Local doctors say masks and social distancing kept last year's flu season especially quiet, but the flu is back this year with a vengeance, along with other seasonal respiratory viruses.
"We've been seeing flu in small numbers ever since a little bit before Thanksgiving. But definitely in the past two weeks we've seen a significant uptick in flu cases," said Dr. Magna Dias, the Regional Medical Director for Inpatient Pediatric Services at Yale New Haven Children's Hospital.

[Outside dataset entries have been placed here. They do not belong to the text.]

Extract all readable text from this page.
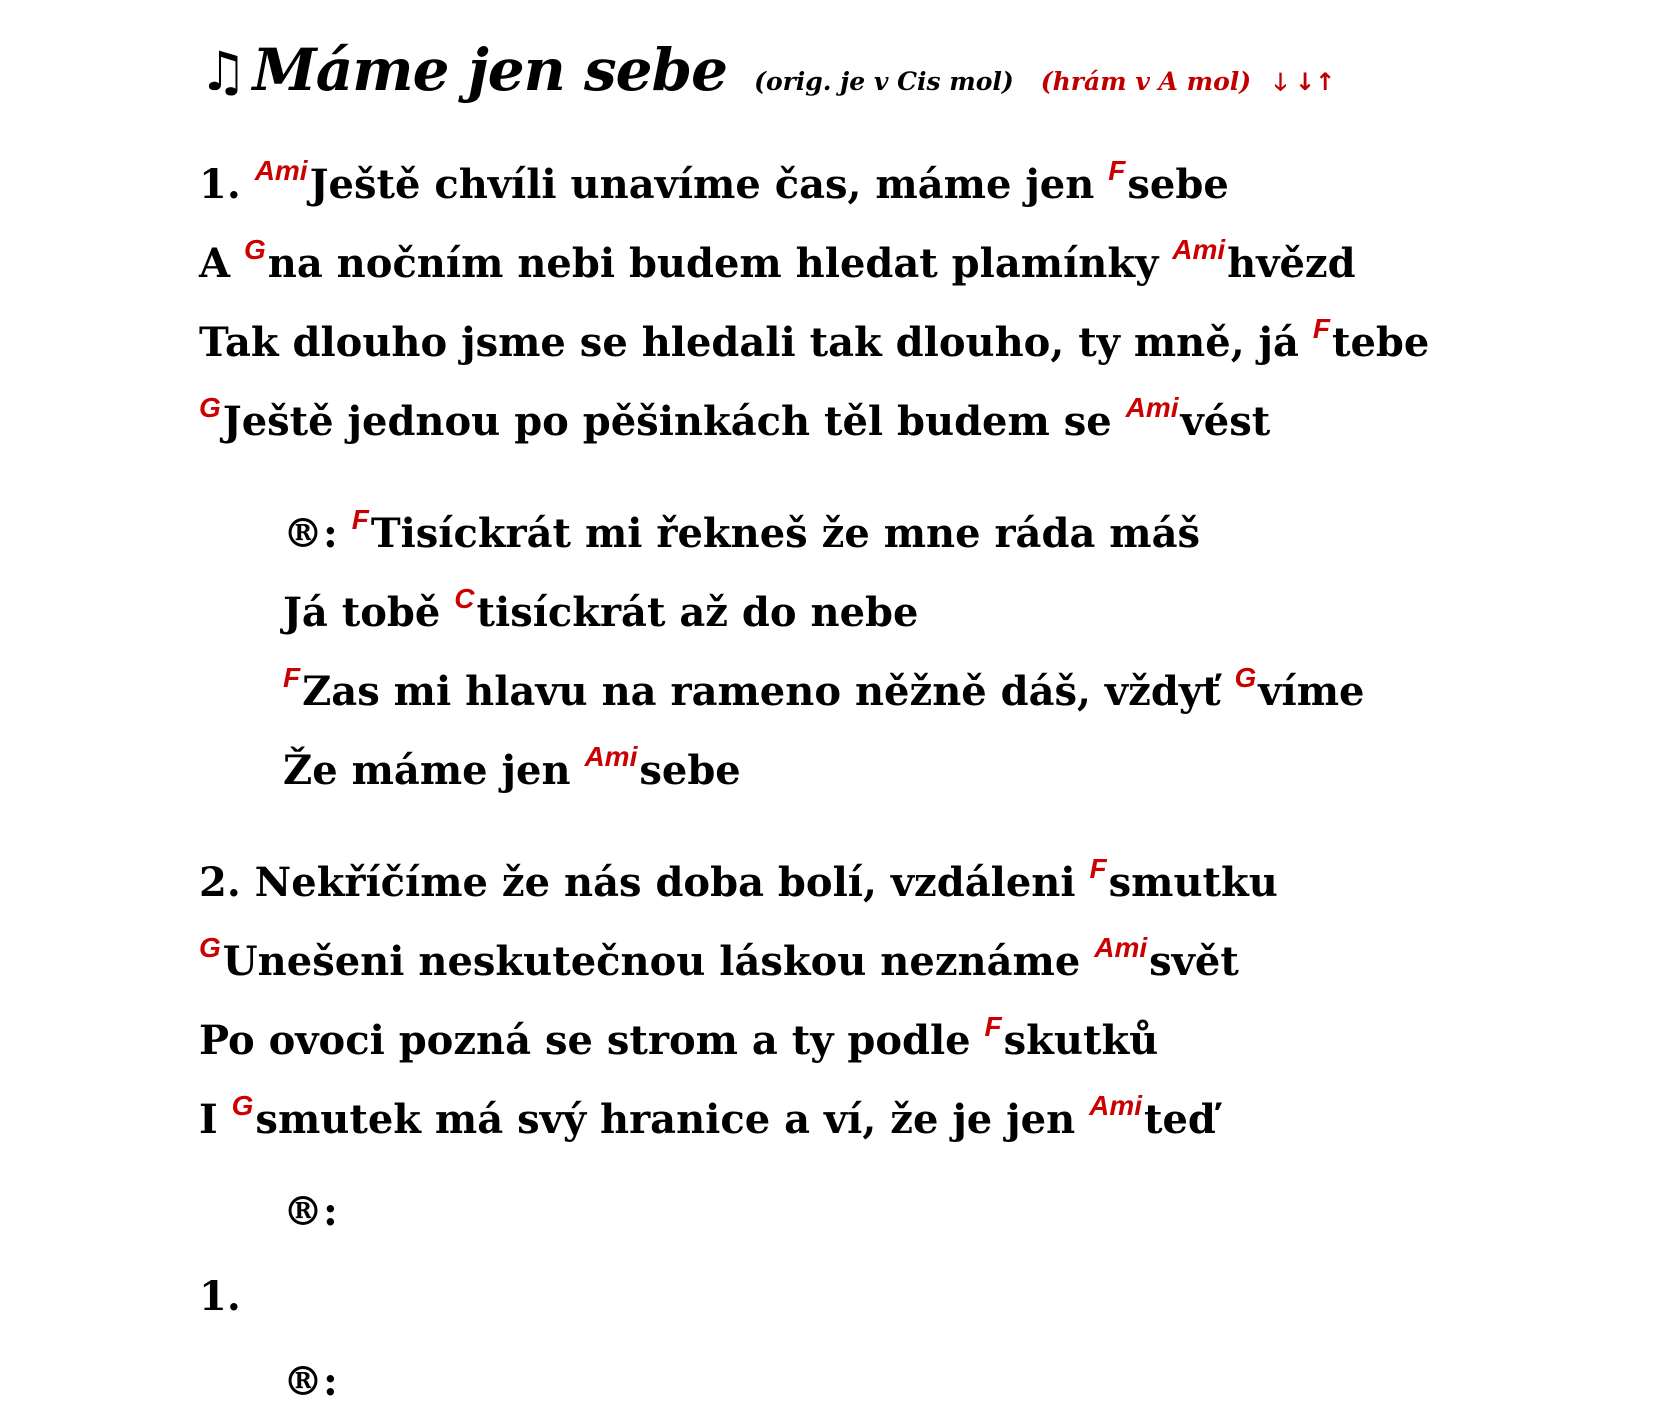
♫ Máme jen sebe (orig. je v Cis mol) (hrám v A mol) 🡓 ↓↑
1. $^{Ami}$Ještě chvíli unavíme čas, máme jen $^F$sebe
A $^G$na nočním nebi budem hledat plamínky $^{Ami}$hvězd
Tak dlouho jsme se hledali tak dlouho, ty mně, já $^F$tebe
$^G$Ještě jednou po pěšinkách těl budem se $^{Ami}$vést
®: $^F$Tisíckrát mi řekneš že mne ráda máš
Já tobě $^C$tisíckrát až do nebe
$^F$Zas mi hlavu na rameno něžně dáš, vždyť $^G$víme
Že máme jen $^{Ami}$sebe
2. Nekříčíme že nás doba bolí, vzdáleni $^F$smutku
$^G$Unešeni neskutečnou láskou neznáme $^{Ami}$svět
Po ovoci pozná se strom a ty podle $^F$skutků
I $^G$smutek má svý hranice a ví, že je jen $^{Ami}$teď
®:
1.
®:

Dias says she has not seen any so-called "flu-rona" cases yet – the hospital does have patients who are fighting COVID at the same time as another respiratory infection.
"A lot of times when we do see kids that have more than one illness at a time, it's not uncommon for those kids to be the ones who are more likely to end up in the ICU," said Dias.
She says multiple respiratory viruses circulating in one person can put a strain on the body's immune system.
"So if you have an infection that you're fighting off, your body is so focused on fighting off that infection, that sometimes if you're exposed to another infection, it's just easier for that infection to take control," said Dias.
She says multiple respiratory viruses circulating in the community is taxing on a health care system that's already seeing staffing shortages.
"It's really straining our capacity to be able to take care of people that come into our emergency rooms and pediatric offices, because we only have so many people," she said.
Only about half the state got vaccinated against flu this year, a little lower than average.
"All these other viruses like RSV and the common cold do spread by contact, so its super important to wash your hands, for that reason," Dias said.
The Centers for Disease Control and Prevention said flu season usually peaks in February and can continue until May.